E ainda nesta minha onda de citações deixo uma do rei do reggae - "Nunca cruzes os braços frente a uma dificuldade. O maior dos homens morreu de braços abertos".
Abraços fraternais

Unknown disse...

Ou três, Tchá, ou quatro, cinco, seis...

Adriano Reis (conta.storia@gmail.com) disse...

João,sempre que precisares? na boa! nós os visitantes é que agradecemos ao facto de teres lido e partilhado.Caso contrario seria uma tristeza enorme deixar esta obra de "arte literário" nos estantes da sua casa. Depois da tua ultima Cronica que talvez deixas-te algumas pessoas sem dormir, realmente o nosso ego mindelense esta em alta...

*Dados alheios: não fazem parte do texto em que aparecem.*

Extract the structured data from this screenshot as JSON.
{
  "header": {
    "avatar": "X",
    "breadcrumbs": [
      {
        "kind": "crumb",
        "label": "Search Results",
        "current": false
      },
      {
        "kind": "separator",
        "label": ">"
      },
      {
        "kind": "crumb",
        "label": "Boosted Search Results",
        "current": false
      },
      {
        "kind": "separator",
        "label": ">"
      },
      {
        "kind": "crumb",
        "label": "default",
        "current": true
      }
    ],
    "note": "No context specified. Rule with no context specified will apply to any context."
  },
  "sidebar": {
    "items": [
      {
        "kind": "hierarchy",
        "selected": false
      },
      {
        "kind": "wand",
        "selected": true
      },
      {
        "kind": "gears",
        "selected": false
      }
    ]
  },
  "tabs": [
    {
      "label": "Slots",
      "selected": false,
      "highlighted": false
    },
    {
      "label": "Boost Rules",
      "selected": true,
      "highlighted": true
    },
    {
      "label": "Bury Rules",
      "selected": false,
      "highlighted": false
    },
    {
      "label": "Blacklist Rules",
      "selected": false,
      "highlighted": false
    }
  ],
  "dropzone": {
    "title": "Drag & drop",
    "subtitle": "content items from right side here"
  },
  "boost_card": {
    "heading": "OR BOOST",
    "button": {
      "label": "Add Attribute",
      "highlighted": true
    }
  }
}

Álvaro Ludgero Andrade disse...

Até nisso Mindelo é único, João. Quem está dentro, pensa que nada rola por aí e que tudo está parado. Quem está de fora fica fascinado com o tanto que o pequeno Mindelo oferece. Eu, menino de Praça Nova, no ano passado quando estive lá por três dias comentei: "quanta actividade, quanta energia, quanta oferta nesta cidade??!! Ia de fora, da cosmopolita Miami. Por isso, como Soncente ka tem, nem flassa!!!!

Alvaro

Unknown disse...

é importante que este «orgulho de ser-se mindelense» não nos retire a capacidade de ver o que está mal e lutar contra isso. No seguimento, aliás, do que foi escrito na Crónica Desaforada antes desta. Digamos que as duas últimas crónicas, são representativas dos dois lados de uma moeda chamada Soncent. Abr.

Anónimo disse...

Falando por mim, pessoa nascida e criada em São vicente, só depois de estar vivendo um certo tempo longe é que passei a ver esse lado bonito do mindelo. Isto porque o vemos através dos olhos da saudade e da nostalgia. Contudo, uma coisa é certa, e é por isso que gostei muito da outra crónica, é preciso estar sempre consciente dos problemas que têm passado um bocado despercebidos, mas isto ñ implica perder o "orgulho mindelense", muito pelo contrário, por tê-lo é que ñ devemos ficar apenas como espectadores enquanto as coisas acontecem.

Unknown disse...

Naturalmente, Sisi. São os dois lados da mesma moeda.